Tivemos combustível para várias tentativas graças a um planejamento baseado em pés no chão e racionalidade. Gastamos bastante, mas poderia ter sido pior financeiramente caso gastássemos mais em menor período de tempo, eventualmente inviabilizando a tentativa que deu certo.
Graças a um planejamento baseado em pés no chão e racionalidade, evitamos muitas fantasias e desgastes que decorreriam delas, alguns elencados ao longo deste trabalho. Sobre essa perspectiva, queremos agradecer ao médico que atuou como consultor à distância e nos ajudou nas tomadas de decisões, tirando enorme peso das nossas costas.
Foi um Blog anônimo e ideia, antes de iniciar o rascunho que deu origem a esta postagem, era identificação.
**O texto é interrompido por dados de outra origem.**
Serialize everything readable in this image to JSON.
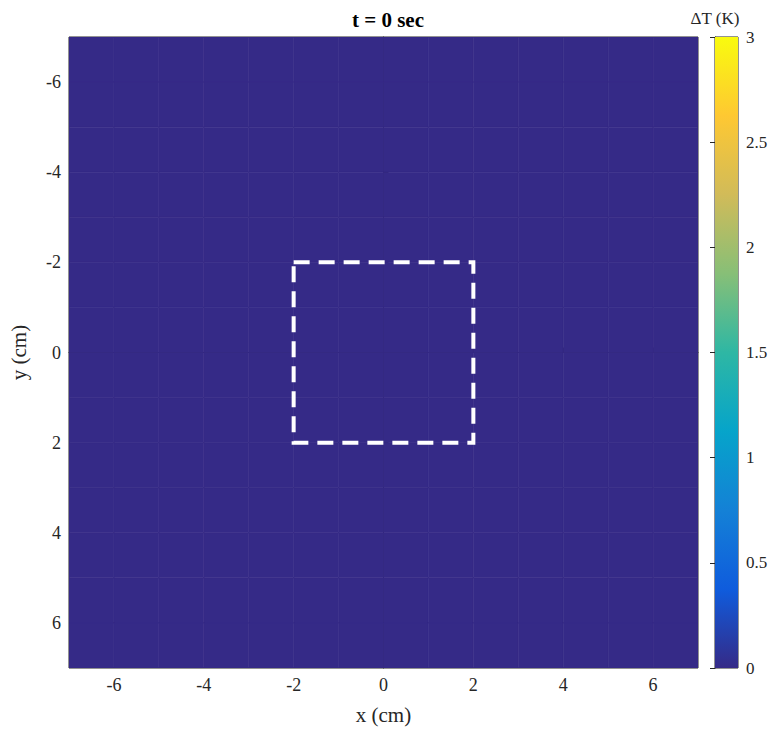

Realizei, no entanto, que cairia na armadilha de lacrar a partir do resultado. E, em respeito a todas as mulheres que tentam e não chegam lá (o que poderia ter acontecido comigo), estou decidindo pela manutenção do anonimato. Faço isso em valorização da incerteza. Não há exatamente vencedores nessa história! E quem não entendeu isso, volte ao início do Blog para detalhamento e exemplos!
Como síntese, e um atrevido conselho a futuras clientes da Medicina Reprodutiva, eu diria para que não se procure a decisão que será A certa. Não temos controle sobre o "estar correto", anda mais nessa questão da fertilidade. Devemos focar na razão (científica).Boa sorte (acaso). Também a mim, meu marido e nosso filho.